この質問に私たちは「それほどまでにキリスト教は江戸時代の迫害で根絶やしされたとしかいいようがない」と答えた気がするのだが、この質問は私たちにショックを与えた。考えてみれば確かにそうなのだ。明治期以降のカトリック教会の日本宣教政策がどこか間違っていたのではないかという深刻な反省が必要なのではないか。それもなく次から次へと列福・列聖の申請をしてくる日本のカトリック司教団にバチカンの高官はきっと不信感をもっているにちがいない。

信徒再発見の立役者プチジャン司教

つい5、6年前に日本再宣教150年の記念集会が横浜で開かれた。そしてその翌年だったか、イエズス会再宣教100周年記念集会が上智大学で行われたという。むむ! なんだ、この50年間の遅れは? そもそも大浦で信徒が再発見したときに、いち早く駆けつけるべきはイエズス会ではなかったのか。

聞くところによると、イエズス会は教皇から破門されていた期間が長く、それが解除になってから間もなかったので、日本に宣教師を送る余力はなく、またそれを希望してもバチカンからは認められなかったということだ。バチカンはキリシタン時代のイエズス会とフランシスコ会、ドミニコ会のみにくい足の引っ張り合いを知っていたのだろう。

出津で町おこしをしたド・ロ神父

結局、日本の再宣教はパリミッション(パリ外国宣教会)にゆだねられた。パリミッションは最初に横浜で宣教をはじめたジラール神父、信徒再発見の立役者プチジャン司教や出津で町おこしを行ったド・ロ神父、神山復生病院を創始したテストヴィド神父などのすぐれた宣教師を次々と送り込み、ローカルチャーチレベルではとても貢献したと思うのだが、日本の再宣教には少々荷が重く、バチカンの期待には十分に応えられなかったといえよう。

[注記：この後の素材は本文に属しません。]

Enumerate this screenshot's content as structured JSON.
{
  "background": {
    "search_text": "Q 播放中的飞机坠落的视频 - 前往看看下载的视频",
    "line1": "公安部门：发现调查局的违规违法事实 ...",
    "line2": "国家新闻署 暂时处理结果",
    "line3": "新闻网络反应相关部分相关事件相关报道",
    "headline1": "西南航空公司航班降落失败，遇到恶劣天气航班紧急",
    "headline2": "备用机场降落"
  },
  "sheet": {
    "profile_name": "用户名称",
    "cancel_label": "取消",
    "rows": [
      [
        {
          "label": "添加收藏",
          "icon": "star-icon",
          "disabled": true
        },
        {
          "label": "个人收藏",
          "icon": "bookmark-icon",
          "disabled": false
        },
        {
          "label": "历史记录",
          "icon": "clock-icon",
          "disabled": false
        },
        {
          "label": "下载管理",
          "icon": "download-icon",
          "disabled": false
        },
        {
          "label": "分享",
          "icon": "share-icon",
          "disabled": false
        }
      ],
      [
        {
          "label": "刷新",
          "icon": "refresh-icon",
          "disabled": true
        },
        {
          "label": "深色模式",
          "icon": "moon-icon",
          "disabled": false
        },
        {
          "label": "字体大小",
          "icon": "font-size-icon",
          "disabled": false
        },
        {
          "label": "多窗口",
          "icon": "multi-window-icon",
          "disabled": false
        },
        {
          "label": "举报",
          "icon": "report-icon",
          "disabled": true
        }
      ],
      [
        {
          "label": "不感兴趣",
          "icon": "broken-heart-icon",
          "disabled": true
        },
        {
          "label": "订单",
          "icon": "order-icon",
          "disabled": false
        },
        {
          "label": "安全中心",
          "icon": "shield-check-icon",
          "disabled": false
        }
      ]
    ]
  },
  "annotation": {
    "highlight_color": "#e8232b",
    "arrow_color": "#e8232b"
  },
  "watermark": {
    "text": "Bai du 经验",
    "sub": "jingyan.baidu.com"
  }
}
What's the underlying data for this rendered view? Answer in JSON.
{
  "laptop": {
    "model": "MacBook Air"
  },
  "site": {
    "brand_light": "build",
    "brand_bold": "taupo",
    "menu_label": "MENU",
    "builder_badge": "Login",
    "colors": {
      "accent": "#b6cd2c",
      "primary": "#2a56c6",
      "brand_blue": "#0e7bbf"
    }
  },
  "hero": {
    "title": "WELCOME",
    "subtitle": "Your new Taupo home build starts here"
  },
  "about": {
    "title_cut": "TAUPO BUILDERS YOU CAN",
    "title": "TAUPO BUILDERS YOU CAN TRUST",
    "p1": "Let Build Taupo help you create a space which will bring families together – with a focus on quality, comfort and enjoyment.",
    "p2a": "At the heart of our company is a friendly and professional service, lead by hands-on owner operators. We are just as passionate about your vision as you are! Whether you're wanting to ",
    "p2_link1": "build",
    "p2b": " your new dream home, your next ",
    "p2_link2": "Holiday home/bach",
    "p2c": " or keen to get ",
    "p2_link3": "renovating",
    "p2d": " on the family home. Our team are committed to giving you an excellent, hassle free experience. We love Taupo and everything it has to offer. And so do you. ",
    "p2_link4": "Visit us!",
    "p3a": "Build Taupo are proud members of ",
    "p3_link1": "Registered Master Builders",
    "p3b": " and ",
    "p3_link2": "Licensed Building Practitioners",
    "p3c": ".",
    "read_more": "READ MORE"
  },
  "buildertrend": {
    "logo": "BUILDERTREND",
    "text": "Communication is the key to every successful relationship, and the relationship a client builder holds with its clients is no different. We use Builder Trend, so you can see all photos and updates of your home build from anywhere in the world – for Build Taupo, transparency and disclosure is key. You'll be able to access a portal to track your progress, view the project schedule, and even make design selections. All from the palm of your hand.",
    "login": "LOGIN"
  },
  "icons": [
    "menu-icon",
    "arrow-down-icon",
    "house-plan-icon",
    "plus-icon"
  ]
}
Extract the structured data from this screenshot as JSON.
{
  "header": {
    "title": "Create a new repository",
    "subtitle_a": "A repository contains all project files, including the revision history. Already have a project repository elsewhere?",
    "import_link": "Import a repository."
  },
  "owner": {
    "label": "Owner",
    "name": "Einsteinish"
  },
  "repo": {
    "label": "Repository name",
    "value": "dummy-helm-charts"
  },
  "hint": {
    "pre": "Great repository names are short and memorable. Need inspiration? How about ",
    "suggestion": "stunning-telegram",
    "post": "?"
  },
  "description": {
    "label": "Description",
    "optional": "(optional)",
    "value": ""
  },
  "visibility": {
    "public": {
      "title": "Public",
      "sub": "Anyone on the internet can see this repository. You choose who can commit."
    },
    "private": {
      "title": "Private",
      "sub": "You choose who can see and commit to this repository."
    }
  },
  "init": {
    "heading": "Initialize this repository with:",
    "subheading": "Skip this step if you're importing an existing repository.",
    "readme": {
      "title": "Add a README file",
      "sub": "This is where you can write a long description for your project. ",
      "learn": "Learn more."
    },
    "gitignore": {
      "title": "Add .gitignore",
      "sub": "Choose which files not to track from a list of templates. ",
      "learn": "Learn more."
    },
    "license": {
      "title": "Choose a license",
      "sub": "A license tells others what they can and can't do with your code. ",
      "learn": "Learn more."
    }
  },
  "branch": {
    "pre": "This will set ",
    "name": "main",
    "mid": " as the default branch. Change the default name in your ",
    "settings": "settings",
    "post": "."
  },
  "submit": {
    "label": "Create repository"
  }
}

特に遅れたのは高等教育の分野であろう。プロテスタントは教派ごとにあちこちに大学をもうけ、宣教にこころがけた結果、当時の文学者、教育者、思想家、政治運動家の中に多くのクリスチャンを輩出したが、カトリックの場合、すぐれた外国人宣教師の名前はあげられても、日本人の知識人はまったくといっていいほどに見あたらない。こんなところにも明治期以降のカトリック教会の宣教政策の結果が現れていると思う。

神山復生病院をはじめたテストヴィド神父

お隣の韓国のカトリック教会にコンプレックスを持ってしまうのもムリはないとおもうのだが、どうだろうか?

 

参考:「横浜天主堂と日本再宣教」(日本再宣教150周年記念集会の時の中島昭子氏の講演)カトリック横浜司教区公式サイトより

http://www.yokohama.catholic.jp/rekishi_top/yb_rekishi_work.html

 

日本の殉教者の血は実を結ばなかったのか――明治150年のカトリック教会の宣教政策を考える” への1件のフィードバック

  1. 殉教された人たちが多いのに
    なぜ日本にカトリックは広がらないのか。
    ほんとうに。
    わたしはサレジオの日本に来られた神父さま方にいろいろ教えていただきました。
    宣教も大事なこと。当然否定できません。
    でもむしろ日常の中にある人の生き方に
    軸足を置く。
    それぞれが生き生きとした自分の生き方を
    見せる。
    それぞれが輝いていたら皆さん興味を持ちます。
    日本人の神父さまが信徒が。
    自分の生き方に輝きを持っていること。
    実直に素直に謙虚に。
    最後は神さまに委ねる生き方。
    時間はかかりますが
    皆が輝いて生きることが
    何よりも必要なのではないかと思うのです。